Year-over-year rent changes across U.S. metro areas, showing where prices are heating up and where they're cooling off (hence the red and blue)

Rent is down across much of the Sun Belt region, with Austin having the sharpest drop among large metros. Virginia Beach saw the fastest rent growth, with San Francisco coming in second.

Source + interactive map: https://www.apartmentlist.com/research/national-rent-data

\reposted to fix wording and add context*

Posted by Apartment_List

7 Comments

  1. sirchandwich on

    Would be interesting to see how this compares against “migration” or at least population of adults.

  2. I think it would be better as highest and lowest, because otherwise going down 5% is technically just as fast as going up 5%.

  3. I lived in Grand Rapids years ago.
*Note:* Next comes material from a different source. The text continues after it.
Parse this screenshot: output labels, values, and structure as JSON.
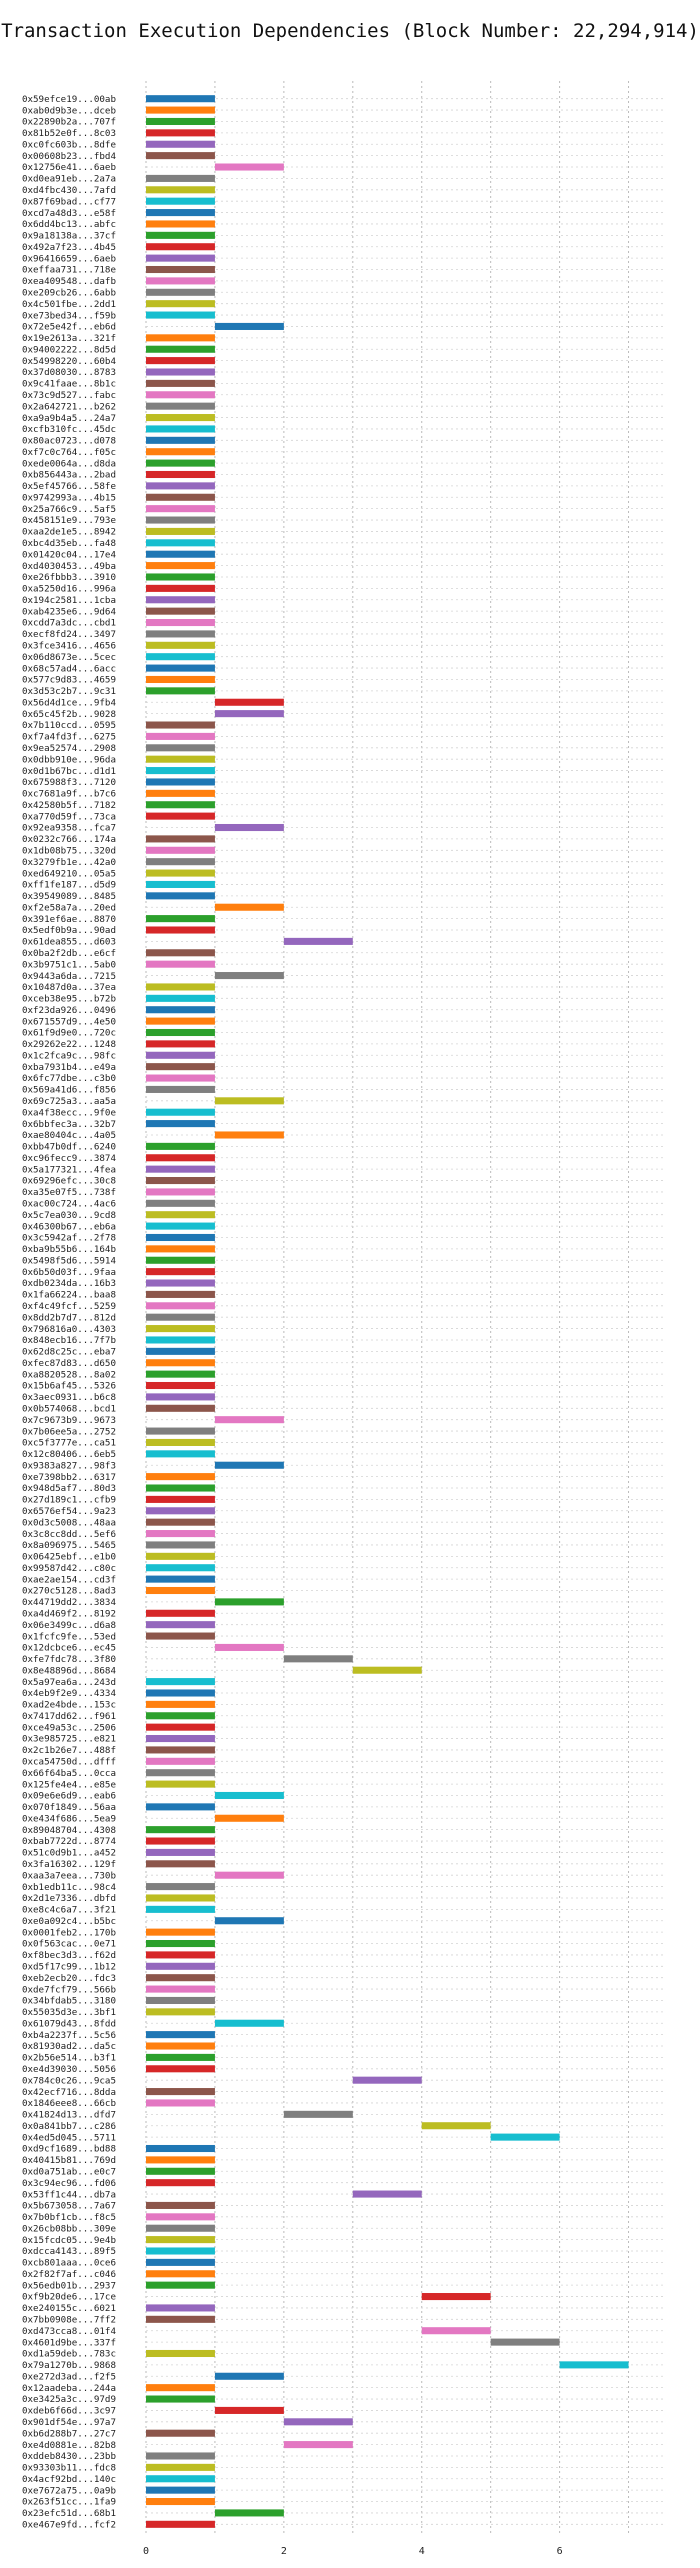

I can’t imagine what the rental market looks like there right now because it was pretty bad when I was there.

  4. Just off the top of my head, Toledo, Ohio is included in this map and the MSA has far fewer than 1M residents. Cleveland and Buffalo are not included and they clearly meet the population criteria.

  5. Probably increases correspond exactly to their property tax increases. Thank your “elected officials” for their tax and spend and tax and spend with no input from their constituents.

  6. Lol and people were jumping into real estate deals in Texas banking on 20% rent growth. It was so obviously going to pop given all of the new supply. Likely still has further to fall.